Par catégorie d’actif, les prix ont augmenté de 0,7% pour le résidentiel et de 1,8% pour les biens à usage professionnel, tandis que les prix des terrains ont régressé de 4,6%. Globalement, ce sont les prix des villas qui ont particulièrement augmenté entre le premier et le deuxième trimestre 2018, avec une hausse de 20,1%.

Les locaux commerciaux enregistrent quant à eux une croissance de 3,5%, contre +0,5% pour les appartements. En revanche, les prix des bureaux ont diminué de 6,3% et ceux des terrains urbains de 4,6%. Enfin, les maisons accusent une baisse de 3,2%.

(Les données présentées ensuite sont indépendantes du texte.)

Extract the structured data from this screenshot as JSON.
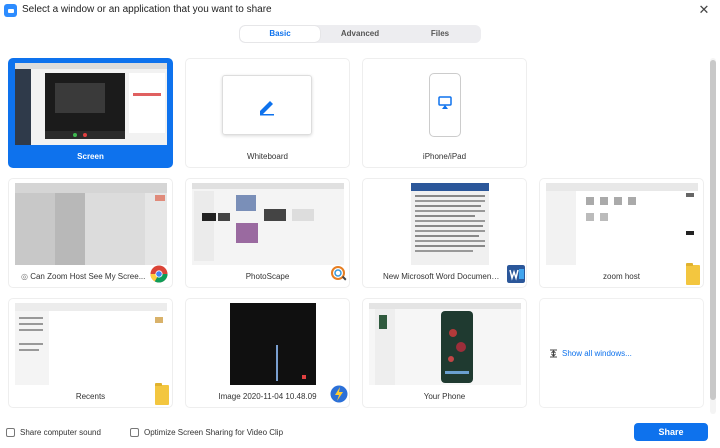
{
  "window": {
    "title": "Select a window or an application that you want to share",
    "close_glyph": "✕"
  },
  "tabs": [
    {
      "label": "Basic",
      "active": true
    },
    {
      "label": "Advanced",
      "active": false
    },
    {
      "label": "Files",
      "active": false
    }
  ],
  "cards": {
    "screen": "Screen",
    "whiteboard": "Whiteboard",
    "iphone": "iPhone/iPad",
    "chrome": "Can Zoom Host See My Scree...",
    "photoscape": "PhotoScape",
    "word": "New Microsoft Word Document (...",
    "zoomhost": "zoom host",
    "recents": "Recents",
    "image": "Image 2020-11-04 10.48.09",
    "yourphone": "Your Phone"
  },
  "show_all": "Show all windows...",
  "options": {
    "computer_sound": "Share computer sound",
    "optimize_video": "Optimize Screen Sharing for Video Clip"
  },
  "share_label": "Share",
  "colors": {
    "accent": "#0e72ed",
    "folder": "#f3c63f"
  }
}
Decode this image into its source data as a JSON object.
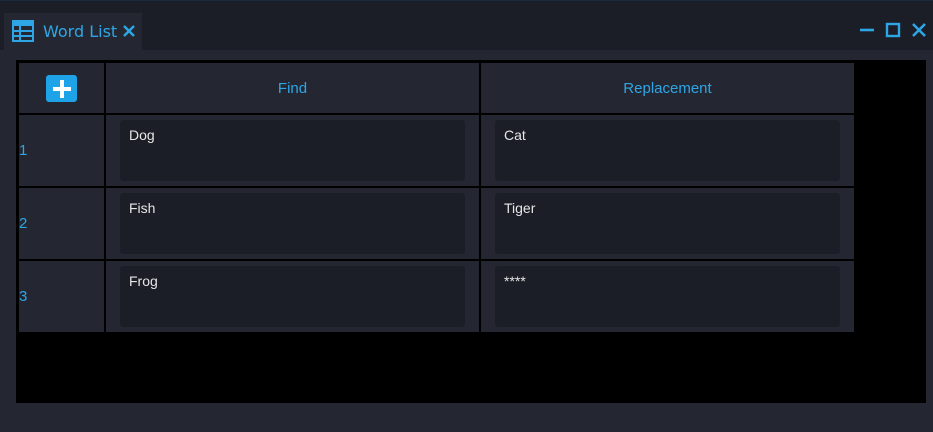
{
  "window": {
    "tab_title": "Word List",
    "tab_icon": "table-icon",
    "tab_close_icon": "close-icon",
    "controls": [
      "minimize-icon",
      "maximize-icon",
      "close-icon"
    ],
    "accent_color": "#2ea6e6"
  },
  "table": {
    "add_button_icon": "plus-icon",
    "columns": [
      "Find",
      "Replacement"
    ],
    "rows": [
      {
        "index": "1",
        "find": "Dog",
        "replacement": "Cat"
      },
      {
        "index": "2",
        "find": "Fish",
        "replacement": "Tiger"
      },
      {
        "index": "3",
        "find": "Frog",
        "replacement": "****"
      }
    ]
  }
}
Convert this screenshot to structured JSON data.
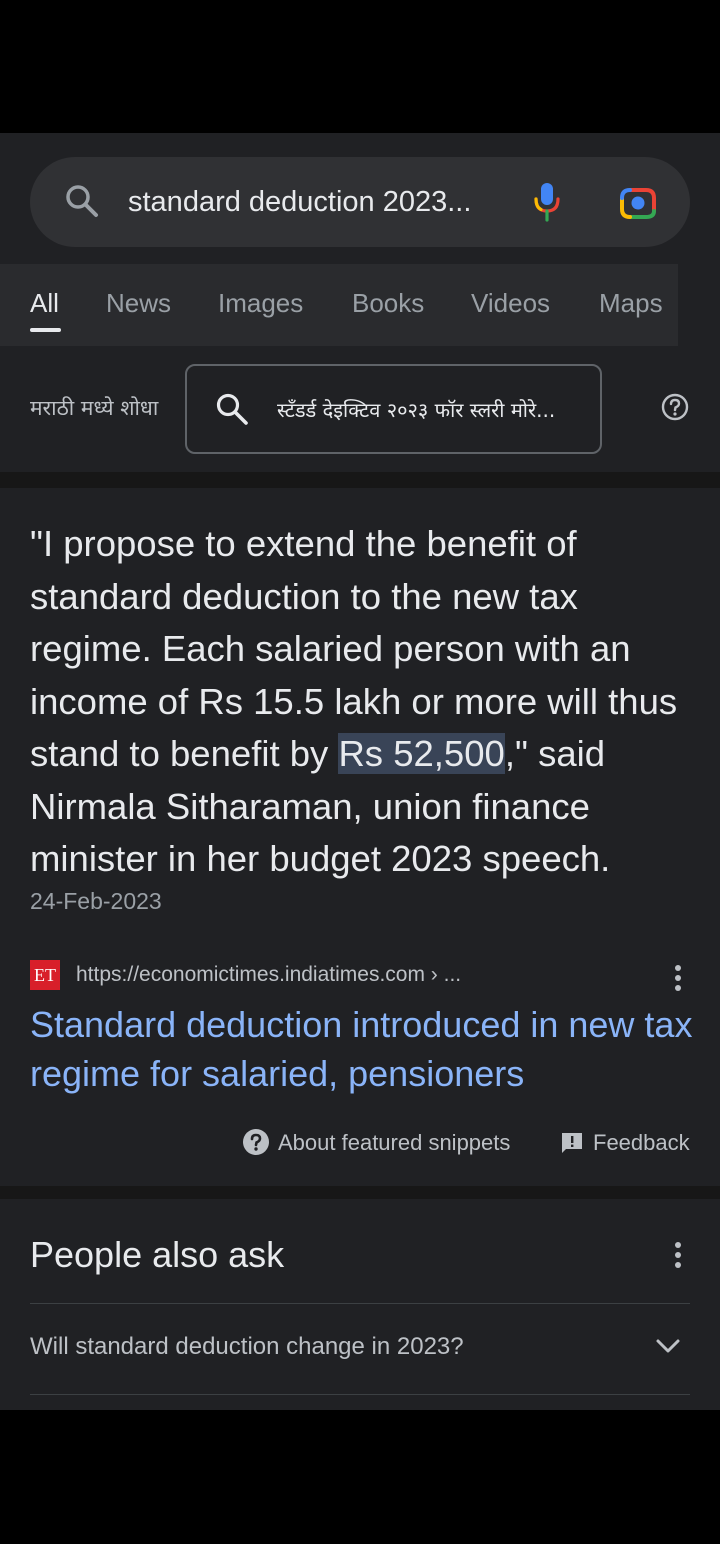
{
  "search": {
    "query": "standard deduction 2023..."
  },
  "tabs": [
    {
      "label": "All"
    },
    {
      "label": "News"
    },
    {
      "label": "Images"
    },
    {
      "label": "Books"
    },
    {
      "label": "Videos"
    },
    {
      "label": "Maps"
    }
  ],
  "translate": {
    "label": "मराठी मध्ये शोधा",
    "query": "स्टँडर्ड देइक्टिव २०२३ फॉर स्लरी मोरे..."
  },
  "snippet": {
    "quote_before": "\"I propose to extend the benefit of standard deduction to the new tax regime. Each salaried person with an income of Rs 15.5 lakh or more will thus stand to benefit by ",
    "quote_highlight": "Rs 52,500",
    "quote_after": ",\" said Nirmala Sitharaman, union finance minister in her budget 2023 speech.",
    "date": "24-Feb-2023",
    "source_logo": "ET",
    "source_url": "https://economictimes.indiatimes.com › ...",
    "title": "Standard deduction introduced in new tax regime for salaried, pensioners",
    "about_label": "About featured snippets",
    "feedback_label": "Feedback"
  },
  "people_also_ask": {
    "title": "People also ask",
    "questions": [
      "Will standard deduction change in 2023?"
    ]
  },
  "colors": {
    "background": "#202124",
    "link": "#8ab4f8",
    "highlight": "#394457",
    "et_brand": "#d81f2a"
  }
}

Concernant les ventes, leur nombre a augmenté de 15,6%, avec des hausses respectives de 21,8% et 2,3% pour le résidentiel et les terrains, ainsi qu’un recul de 12,5% pour les biens à usage professionnel. Tout comme leurs prix, les transactions des villas ont connu une hausse de 42,7% entre le premier et le deuxième trimestre 2018.

Forte de son statut de capitale économique, Casablanca a également connu une augmentation des ventes de bureaux de 36,8%. De plus, les transactions des appartements se sont accrues de 21,6%, contre +5,4% pour les maisons et +2,3% pour les terrains urbains. Seules les ventes des locaux commerciaux ont diminué de 16,9%.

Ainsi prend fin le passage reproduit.